Every member of the family now spoke at once. The sheer joy Henrietta radiated overcame them all. A half hour later she got up. “I have to get ready for dinner. He is sending a coach for me at 1930.”
She walked coquettishly to the staircase and bounded up to the second floor. Walther, violin in hand, said he would go off to the practice room. He called up to her. “Henri, I love you!”
Erik and Christa sat opposite each other. The newspaper, abandoned, rested on her lap. Erik rose and tinkered with the embers. He hesitated, then reached for a fresh log and placed it on the faltering fire.
Christa blew her nose into her handkerchief.
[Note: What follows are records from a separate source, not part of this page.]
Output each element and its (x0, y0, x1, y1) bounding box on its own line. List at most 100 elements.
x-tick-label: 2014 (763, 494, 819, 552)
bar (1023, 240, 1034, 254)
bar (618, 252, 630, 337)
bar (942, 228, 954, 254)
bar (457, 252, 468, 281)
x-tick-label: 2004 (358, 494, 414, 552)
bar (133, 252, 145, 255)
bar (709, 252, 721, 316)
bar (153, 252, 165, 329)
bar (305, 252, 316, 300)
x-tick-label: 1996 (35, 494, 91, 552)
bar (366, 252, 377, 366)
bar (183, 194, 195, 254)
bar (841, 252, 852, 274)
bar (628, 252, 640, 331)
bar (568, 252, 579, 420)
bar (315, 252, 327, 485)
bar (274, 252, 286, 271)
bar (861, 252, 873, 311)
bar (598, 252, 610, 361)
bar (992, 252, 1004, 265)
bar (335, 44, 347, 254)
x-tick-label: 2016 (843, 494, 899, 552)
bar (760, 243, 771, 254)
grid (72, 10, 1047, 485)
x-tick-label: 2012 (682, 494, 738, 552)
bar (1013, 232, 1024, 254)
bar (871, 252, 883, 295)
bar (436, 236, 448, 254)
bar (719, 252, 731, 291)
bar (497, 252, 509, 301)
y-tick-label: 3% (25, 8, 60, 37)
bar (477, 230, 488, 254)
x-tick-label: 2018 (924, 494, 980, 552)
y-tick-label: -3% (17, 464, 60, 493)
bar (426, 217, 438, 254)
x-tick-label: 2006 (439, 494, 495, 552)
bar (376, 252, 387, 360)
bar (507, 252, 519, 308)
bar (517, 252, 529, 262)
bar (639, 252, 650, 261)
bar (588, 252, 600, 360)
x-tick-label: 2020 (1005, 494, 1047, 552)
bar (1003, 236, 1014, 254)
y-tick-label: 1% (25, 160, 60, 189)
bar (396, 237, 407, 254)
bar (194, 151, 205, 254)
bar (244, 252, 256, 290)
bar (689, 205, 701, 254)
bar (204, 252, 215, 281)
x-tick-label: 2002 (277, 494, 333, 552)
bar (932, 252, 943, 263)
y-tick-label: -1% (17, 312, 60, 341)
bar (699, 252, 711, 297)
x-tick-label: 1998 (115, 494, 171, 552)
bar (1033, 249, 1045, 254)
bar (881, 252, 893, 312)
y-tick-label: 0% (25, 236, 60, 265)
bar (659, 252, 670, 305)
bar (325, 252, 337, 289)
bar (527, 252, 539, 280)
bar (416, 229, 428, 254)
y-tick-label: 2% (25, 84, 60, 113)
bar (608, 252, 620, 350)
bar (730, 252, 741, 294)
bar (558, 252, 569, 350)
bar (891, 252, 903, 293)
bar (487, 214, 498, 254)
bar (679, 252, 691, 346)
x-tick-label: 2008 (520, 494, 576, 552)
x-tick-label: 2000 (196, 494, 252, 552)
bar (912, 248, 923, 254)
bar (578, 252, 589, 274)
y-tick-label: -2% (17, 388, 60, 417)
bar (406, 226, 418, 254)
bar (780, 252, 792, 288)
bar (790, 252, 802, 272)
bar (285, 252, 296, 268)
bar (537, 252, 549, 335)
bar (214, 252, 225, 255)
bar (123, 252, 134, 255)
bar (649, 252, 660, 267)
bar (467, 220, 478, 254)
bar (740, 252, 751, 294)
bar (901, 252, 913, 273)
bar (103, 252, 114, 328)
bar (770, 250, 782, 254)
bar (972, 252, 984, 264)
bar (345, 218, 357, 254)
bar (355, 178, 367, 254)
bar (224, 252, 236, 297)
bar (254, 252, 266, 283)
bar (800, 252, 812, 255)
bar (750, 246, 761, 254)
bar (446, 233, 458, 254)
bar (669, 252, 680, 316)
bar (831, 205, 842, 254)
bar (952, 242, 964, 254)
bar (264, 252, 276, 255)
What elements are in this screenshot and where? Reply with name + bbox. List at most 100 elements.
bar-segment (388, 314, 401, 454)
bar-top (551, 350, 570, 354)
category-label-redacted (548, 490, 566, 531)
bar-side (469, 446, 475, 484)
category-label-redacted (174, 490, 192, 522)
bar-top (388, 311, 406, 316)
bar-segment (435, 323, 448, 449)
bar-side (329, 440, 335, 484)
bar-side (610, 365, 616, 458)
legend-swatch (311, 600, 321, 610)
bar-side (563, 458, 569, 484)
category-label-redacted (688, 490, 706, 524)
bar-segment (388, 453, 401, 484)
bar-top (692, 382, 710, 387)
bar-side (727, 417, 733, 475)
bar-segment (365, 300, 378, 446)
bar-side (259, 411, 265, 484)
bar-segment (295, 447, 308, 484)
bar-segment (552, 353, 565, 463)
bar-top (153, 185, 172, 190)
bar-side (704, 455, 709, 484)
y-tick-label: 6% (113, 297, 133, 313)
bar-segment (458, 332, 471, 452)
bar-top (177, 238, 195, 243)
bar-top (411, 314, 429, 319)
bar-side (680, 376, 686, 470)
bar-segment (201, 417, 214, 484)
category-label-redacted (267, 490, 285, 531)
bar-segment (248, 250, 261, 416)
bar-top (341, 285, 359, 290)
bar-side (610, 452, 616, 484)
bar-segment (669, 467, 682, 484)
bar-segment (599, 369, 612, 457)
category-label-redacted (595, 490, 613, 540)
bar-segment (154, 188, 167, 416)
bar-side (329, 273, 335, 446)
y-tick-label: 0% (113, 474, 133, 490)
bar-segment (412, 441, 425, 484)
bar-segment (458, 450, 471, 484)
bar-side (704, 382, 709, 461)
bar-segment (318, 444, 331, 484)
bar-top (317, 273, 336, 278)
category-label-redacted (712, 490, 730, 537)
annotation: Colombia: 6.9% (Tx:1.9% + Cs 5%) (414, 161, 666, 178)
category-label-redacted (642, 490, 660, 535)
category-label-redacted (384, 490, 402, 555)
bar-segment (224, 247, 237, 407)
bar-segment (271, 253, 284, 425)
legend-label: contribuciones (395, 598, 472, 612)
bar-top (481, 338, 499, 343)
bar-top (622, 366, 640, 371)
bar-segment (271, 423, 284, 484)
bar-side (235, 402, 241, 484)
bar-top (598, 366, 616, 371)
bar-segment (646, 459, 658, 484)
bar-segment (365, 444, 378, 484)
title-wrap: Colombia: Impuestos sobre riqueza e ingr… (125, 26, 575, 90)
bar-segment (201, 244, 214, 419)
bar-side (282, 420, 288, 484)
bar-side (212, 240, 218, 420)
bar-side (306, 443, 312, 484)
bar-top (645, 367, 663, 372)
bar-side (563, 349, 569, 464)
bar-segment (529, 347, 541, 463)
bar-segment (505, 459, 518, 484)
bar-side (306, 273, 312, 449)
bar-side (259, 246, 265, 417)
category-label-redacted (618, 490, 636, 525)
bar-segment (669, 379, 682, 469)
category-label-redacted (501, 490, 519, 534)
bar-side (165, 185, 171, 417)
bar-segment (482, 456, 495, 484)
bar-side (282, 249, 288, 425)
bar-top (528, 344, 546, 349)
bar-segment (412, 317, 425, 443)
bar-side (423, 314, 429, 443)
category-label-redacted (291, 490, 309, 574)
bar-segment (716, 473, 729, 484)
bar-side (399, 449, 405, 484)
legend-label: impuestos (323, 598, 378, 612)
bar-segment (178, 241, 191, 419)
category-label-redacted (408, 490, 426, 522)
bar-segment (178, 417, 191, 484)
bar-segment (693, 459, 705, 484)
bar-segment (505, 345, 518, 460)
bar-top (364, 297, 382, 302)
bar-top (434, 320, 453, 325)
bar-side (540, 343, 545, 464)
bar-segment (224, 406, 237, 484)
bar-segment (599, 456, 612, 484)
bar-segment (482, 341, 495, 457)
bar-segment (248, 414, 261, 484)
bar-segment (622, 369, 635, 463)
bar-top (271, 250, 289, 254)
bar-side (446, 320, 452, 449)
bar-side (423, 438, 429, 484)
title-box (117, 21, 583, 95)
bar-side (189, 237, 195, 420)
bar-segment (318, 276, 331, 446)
Herr Leddihn sat back down in his chair. “We must try to stop it, Christa.”
“Why?”
“Alois Steiner is a Jew.”
Chapter Seven
At sea, September 1939
Every morning on the Europa when the message center opened, Annabelle Reinhard was there waiting for the passenger telegrams to be sorted out. On the midnight of the departure, as the great ship began to pull away from the dock, she had been vexed that Axel wasn’t at her side, with Sebastian, to hear the orchestra playing, view the crowds waving, and join with what seemed a thousand people leaning over the ship rails, some laughing with excitement, some teary, some ending a vacation in Europe, some — like the Reinhards — off to a vacation in America. When the champagne tray passed by she took one glass and handed it to Sebastian (“He’ll hold it for my husband,” she reassured the steward; “he’ll be right along”) and took another for herself. Minutes after the ship was released from land, impatience overcame her. Sebastian, taken by the excitement, was waving to the slowly receding crowd on shore, adopting one after another from the hundred-odd who crowded the balcony above the wharf as target of his exuberant leave-taking.